New ARC hub to turn the TIDE on offshore energy research

UOW contributes expertise in uncertainty quantification, statistical inference and artificial intelligence to new ARC Industrial Transformation Research Hub

University of Wollongong (UOW) researchers will play a key role in a new research hub that will use data and physics-based science to support the transformation of Australia’s offshore energy infrastructure, making it more reliable and cost-effective.  

Led by the University of Western Australia (UWA), the Transforming Energy Infrastructure through Digital Engineering (TIDE) Research Hub was officially launched by Australian Research Council (ARC) Deputy Chief Executive Officer Dr Richard Johnson in Perth last week.

Hosted at the UWA Oceans Graduate School, it will draw experts from core disciplines of oceanography, hydrodynamics, geotechnics and marine structures at UWA, along with mathematics, statistics and data science at UWA and the National Institute for Applied Statistics Research Australia at UOW.

TIDE is funded by $5 million under the ARC Industrial Transformation Research Program, supplemented by $5 million in industry funds as well as significant in-kind contributions and co-investment and in-kind contributions from UWA and UOW.

In launching the initiative, Dr Johnson highlighted the way the TIDE Research Hub has creatively drawn together expertise from research, industry, and business to enable a range of innovations that will reduce costs, improve safety, and lower environmental impacts.

“With the Australian energy industry transitioning to long-term operations, research outcomes will inform decision-making processes regarding offshore energy infrastructure, benefiting the Australian economy and attracting ongoing investment in the industry,” Dr Johnson said.

TIDE Director Professor Phillip Watson, from UWA’s Oceans Graduate School and Oceans Institute, said offshore energy added more than $55 billion gross value to the economy annually and directly employed 100,000 people, and as the Australian energy industry transitioned to long-term operations, it was critical that the sector leveraged research to lower the cost of future production.

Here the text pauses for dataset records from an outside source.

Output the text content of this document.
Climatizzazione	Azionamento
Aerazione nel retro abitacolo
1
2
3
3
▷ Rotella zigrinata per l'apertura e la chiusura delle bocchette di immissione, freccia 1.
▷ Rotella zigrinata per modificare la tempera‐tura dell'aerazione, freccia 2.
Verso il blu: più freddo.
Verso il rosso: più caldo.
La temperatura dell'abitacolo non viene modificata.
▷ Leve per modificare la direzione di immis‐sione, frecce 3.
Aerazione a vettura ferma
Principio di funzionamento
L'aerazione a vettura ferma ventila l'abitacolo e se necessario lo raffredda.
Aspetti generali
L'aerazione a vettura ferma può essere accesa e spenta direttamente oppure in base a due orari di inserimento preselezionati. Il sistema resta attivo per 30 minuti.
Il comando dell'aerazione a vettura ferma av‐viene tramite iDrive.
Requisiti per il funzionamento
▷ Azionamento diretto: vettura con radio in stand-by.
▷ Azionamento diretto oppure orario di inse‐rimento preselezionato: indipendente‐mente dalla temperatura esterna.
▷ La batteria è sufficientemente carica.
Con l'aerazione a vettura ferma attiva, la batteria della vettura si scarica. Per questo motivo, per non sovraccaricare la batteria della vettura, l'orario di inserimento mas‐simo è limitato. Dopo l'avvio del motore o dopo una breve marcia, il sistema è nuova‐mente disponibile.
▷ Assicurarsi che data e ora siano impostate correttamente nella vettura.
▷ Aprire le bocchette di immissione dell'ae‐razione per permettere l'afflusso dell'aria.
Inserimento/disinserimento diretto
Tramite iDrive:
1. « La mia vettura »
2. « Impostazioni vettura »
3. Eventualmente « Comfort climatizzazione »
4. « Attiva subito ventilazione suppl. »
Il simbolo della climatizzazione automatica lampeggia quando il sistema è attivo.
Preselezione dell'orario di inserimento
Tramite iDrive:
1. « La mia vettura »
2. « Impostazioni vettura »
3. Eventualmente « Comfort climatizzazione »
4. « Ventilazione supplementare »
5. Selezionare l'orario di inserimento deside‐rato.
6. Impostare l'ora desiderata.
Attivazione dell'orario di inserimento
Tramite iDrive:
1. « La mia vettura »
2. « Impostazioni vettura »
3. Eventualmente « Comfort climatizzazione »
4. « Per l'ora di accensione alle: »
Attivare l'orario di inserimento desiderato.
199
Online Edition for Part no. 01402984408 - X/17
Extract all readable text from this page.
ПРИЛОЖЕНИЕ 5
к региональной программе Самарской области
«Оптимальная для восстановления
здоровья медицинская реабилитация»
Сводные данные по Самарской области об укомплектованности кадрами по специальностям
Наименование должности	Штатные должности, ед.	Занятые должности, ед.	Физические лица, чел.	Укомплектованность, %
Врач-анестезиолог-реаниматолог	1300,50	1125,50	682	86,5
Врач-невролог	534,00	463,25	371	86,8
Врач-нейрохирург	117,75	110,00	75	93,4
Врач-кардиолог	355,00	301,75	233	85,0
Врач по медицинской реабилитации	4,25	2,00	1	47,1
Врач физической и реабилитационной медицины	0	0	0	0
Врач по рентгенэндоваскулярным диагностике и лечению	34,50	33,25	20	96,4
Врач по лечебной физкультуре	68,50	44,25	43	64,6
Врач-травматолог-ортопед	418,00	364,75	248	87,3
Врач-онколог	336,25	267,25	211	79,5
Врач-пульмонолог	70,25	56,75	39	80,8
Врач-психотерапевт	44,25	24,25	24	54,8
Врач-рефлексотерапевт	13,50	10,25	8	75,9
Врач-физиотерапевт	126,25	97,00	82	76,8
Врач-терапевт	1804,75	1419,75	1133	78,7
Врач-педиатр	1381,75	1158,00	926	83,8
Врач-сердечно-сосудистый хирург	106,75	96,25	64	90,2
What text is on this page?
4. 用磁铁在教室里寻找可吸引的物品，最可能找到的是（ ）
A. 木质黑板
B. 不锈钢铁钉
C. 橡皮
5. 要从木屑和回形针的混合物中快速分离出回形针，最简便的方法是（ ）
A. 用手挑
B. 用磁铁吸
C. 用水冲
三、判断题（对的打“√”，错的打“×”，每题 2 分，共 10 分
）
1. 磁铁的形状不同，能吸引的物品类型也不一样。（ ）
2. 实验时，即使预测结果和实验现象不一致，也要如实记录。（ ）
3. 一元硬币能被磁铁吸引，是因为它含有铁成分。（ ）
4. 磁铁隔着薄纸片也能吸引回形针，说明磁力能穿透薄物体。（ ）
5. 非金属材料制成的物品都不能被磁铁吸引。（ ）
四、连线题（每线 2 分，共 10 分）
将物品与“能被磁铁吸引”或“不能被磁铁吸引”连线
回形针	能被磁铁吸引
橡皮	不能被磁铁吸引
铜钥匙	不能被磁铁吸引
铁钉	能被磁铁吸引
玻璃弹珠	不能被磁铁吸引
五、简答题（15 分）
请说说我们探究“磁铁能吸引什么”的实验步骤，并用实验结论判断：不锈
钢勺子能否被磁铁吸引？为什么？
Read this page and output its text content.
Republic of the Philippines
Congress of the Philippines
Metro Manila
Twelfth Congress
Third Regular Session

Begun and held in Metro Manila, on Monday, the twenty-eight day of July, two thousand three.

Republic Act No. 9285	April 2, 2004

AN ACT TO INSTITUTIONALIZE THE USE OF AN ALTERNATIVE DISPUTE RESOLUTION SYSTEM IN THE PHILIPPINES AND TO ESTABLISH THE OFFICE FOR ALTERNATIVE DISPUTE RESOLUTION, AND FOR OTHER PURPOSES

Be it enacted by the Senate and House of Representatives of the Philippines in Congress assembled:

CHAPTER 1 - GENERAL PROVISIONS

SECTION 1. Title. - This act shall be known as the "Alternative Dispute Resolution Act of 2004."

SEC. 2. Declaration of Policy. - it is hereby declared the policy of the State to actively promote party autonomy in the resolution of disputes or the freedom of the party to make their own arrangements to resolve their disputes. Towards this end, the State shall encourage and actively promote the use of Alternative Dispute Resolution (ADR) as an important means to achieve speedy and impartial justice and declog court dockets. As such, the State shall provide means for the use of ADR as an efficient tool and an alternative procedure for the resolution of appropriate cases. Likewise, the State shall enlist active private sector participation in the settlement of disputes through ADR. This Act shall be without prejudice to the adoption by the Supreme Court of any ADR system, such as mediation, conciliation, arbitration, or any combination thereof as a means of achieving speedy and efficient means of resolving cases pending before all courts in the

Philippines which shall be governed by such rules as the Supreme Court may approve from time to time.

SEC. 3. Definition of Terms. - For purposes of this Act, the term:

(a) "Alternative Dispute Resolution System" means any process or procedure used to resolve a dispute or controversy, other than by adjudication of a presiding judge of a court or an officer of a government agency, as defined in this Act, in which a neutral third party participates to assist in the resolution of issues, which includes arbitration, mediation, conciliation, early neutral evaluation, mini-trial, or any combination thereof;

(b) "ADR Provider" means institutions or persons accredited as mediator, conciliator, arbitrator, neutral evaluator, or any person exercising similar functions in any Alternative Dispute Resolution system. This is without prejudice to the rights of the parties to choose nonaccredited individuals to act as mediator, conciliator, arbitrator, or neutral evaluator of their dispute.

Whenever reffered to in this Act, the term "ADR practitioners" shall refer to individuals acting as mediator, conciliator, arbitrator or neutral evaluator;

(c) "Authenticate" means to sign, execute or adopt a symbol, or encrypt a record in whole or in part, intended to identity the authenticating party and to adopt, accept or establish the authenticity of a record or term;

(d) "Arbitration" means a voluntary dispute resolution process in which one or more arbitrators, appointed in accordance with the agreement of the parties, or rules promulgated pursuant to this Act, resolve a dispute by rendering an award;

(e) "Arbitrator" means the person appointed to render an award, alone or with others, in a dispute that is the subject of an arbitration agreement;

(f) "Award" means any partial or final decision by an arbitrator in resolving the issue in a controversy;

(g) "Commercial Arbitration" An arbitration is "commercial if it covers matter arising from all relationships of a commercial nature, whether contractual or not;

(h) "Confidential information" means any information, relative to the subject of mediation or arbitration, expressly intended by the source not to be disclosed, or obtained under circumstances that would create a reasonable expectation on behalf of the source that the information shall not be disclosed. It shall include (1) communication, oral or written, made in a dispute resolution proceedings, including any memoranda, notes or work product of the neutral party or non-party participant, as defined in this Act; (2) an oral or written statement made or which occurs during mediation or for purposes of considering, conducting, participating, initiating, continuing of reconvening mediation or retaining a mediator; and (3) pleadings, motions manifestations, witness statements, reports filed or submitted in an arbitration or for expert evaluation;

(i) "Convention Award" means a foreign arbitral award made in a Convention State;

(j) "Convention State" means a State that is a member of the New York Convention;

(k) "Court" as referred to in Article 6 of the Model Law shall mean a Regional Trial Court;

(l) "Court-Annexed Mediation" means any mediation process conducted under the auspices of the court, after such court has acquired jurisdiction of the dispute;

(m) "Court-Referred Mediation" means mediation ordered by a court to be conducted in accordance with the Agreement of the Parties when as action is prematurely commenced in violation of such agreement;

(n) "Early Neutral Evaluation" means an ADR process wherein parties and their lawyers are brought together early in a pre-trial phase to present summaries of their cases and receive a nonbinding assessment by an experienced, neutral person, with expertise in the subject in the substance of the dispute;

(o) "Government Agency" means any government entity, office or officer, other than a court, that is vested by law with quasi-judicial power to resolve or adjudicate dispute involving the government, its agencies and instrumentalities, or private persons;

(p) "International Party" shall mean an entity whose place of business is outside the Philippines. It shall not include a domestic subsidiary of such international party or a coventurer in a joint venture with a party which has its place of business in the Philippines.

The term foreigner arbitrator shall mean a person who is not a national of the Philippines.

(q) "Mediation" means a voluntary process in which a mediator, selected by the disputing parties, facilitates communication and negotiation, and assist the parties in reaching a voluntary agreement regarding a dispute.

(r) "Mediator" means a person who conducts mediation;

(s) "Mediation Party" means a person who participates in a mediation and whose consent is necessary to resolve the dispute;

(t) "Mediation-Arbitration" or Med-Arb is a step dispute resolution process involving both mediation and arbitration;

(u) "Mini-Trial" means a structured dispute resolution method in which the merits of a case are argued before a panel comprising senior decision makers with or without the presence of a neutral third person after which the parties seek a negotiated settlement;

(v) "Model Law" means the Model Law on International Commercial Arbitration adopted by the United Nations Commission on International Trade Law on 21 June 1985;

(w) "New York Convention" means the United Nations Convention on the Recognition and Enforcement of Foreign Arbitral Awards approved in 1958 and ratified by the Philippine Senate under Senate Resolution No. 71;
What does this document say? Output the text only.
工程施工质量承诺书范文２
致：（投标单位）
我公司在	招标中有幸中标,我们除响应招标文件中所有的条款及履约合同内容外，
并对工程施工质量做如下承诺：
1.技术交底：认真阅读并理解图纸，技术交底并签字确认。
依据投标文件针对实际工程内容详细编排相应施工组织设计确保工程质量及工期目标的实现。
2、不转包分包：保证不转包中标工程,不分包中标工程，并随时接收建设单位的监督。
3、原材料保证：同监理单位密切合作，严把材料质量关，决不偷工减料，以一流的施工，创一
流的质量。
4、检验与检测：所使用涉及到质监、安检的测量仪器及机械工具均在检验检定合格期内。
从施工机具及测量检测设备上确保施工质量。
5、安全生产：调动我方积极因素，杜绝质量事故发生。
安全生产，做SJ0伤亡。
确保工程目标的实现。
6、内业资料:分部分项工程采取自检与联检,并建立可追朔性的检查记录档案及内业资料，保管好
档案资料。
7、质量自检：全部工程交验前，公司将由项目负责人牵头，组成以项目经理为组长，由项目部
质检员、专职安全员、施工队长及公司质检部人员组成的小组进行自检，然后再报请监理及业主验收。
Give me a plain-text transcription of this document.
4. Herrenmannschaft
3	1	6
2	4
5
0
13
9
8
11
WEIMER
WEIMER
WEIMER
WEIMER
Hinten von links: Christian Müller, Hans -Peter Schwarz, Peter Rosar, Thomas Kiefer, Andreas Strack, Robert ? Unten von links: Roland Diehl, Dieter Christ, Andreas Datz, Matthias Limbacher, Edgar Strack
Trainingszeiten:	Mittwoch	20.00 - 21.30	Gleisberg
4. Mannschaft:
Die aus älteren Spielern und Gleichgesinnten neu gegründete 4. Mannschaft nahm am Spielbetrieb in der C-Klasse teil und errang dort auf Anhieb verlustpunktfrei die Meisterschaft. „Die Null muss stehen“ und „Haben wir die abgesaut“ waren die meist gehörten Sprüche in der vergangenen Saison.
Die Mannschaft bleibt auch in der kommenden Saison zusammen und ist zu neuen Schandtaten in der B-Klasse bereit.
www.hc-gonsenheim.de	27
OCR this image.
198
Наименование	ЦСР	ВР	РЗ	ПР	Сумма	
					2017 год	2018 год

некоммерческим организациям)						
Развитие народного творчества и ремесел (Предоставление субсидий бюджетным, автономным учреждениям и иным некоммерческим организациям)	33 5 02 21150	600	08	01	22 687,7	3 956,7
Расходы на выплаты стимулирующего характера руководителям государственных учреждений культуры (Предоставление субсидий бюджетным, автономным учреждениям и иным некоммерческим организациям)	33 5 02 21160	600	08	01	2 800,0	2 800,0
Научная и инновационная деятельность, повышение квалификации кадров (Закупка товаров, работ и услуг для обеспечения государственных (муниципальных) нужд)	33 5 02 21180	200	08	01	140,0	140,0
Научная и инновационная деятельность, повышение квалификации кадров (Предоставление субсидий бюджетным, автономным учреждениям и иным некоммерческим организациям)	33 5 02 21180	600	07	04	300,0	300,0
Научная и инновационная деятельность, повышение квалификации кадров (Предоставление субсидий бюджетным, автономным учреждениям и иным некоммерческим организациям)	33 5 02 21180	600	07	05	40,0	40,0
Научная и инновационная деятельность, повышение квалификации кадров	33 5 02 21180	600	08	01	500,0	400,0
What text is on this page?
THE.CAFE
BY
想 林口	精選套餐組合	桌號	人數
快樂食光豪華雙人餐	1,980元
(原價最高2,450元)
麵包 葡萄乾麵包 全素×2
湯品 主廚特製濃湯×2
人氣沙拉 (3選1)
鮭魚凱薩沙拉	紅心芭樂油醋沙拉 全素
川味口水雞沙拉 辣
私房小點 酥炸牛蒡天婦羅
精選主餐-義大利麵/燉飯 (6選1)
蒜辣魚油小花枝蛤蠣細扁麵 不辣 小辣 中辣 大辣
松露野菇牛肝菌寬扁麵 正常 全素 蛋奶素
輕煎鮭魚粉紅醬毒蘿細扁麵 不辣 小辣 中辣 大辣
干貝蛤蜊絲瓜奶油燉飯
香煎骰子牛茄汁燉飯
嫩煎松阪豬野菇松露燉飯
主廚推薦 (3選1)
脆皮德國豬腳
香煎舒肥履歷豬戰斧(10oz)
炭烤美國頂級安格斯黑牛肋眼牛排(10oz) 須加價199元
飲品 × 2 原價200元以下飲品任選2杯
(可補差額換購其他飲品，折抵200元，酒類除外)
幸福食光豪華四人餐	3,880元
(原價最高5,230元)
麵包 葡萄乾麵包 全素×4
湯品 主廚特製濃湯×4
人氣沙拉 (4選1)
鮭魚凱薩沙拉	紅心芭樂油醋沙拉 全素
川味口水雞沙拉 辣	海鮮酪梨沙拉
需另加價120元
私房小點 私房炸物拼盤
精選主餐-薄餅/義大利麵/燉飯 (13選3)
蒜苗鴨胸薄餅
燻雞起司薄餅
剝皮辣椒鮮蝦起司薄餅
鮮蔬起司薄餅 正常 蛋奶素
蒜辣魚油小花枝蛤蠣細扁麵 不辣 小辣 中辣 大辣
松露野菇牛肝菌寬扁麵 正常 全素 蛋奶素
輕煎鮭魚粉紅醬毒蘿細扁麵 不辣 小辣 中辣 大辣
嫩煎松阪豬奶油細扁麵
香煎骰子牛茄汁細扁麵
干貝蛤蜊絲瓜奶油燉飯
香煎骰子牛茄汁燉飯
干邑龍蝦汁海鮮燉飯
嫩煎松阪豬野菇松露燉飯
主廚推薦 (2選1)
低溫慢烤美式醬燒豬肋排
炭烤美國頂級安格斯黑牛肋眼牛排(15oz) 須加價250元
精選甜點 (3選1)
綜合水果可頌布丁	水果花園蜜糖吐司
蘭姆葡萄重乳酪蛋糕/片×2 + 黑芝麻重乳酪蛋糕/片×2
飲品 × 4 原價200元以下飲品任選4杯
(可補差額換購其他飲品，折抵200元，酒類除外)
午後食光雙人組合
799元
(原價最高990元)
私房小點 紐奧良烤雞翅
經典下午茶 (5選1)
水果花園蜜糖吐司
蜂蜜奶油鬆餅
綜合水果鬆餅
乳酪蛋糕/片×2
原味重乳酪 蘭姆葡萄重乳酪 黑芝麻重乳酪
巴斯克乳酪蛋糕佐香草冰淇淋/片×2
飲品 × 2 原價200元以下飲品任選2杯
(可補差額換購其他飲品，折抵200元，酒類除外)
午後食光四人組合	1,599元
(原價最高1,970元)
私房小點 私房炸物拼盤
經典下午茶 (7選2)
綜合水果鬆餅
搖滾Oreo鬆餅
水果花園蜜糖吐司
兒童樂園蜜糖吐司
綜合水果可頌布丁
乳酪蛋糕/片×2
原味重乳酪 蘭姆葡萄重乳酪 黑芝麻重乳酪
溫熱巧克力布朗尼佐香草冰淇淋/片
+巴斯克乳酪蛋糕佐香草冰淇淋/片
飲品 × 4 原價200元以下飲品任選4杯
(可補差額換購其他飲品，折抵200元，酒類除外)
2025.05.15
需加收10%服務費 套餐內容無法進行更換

“The hub findings will transform how the industry manages critical energy infrastructure – such as pipelines, structures and vessels – which will result in process improvements that are not only affordable, but safer and more reliable,” Professor Watson said.

UOW team leader Associate Professor Andrew Zammit-Mangion said UOW researchers will help integrate uncertainty quantification, statistical inference, and artificial intelligence with science-based models, to allow for improved evidence-based decision-making in various applications related to offshore engineering.

“Data science is revolutionising the energy sector. This Hub will be the national centre for transforming the way we use data for decision making in offshore engineering through the fusion of domain expertise and statistical inference,” Associate Professor Zammit-Mangion said.

“One of the things we are focussed on at TIDE is making offshore energy processes environmentally safe, and my personal interest is to make processes related to renewable energy, particularly offshore wind farms, more efficient and affordable.”

Other UOW researchers contributing to the project are Dr Matt Moores and Dr David Gunawan from NIASRA, which sits in the School of Mathematics and Applied Statistics in the Faculty of Engineering and Information Sciences.

Australian research partners include the Australian Bureau of Meteorology, the Australian Institute of Marine Science.

International collaborators include researchers and scientists from Lancaster University, University of Texas, the University of Oxford, the Technology Centre for Offshore and Marine Singapore, the University of Southampton, HR Wallingford, Virginia Tech, SolidGround and the Alan Turing Institute.

Industry partners include Woodside, Shell, INPEX, Lloyd’s Register Group, Bureau Veritas, Fugro, Qeye, RPS and Wood.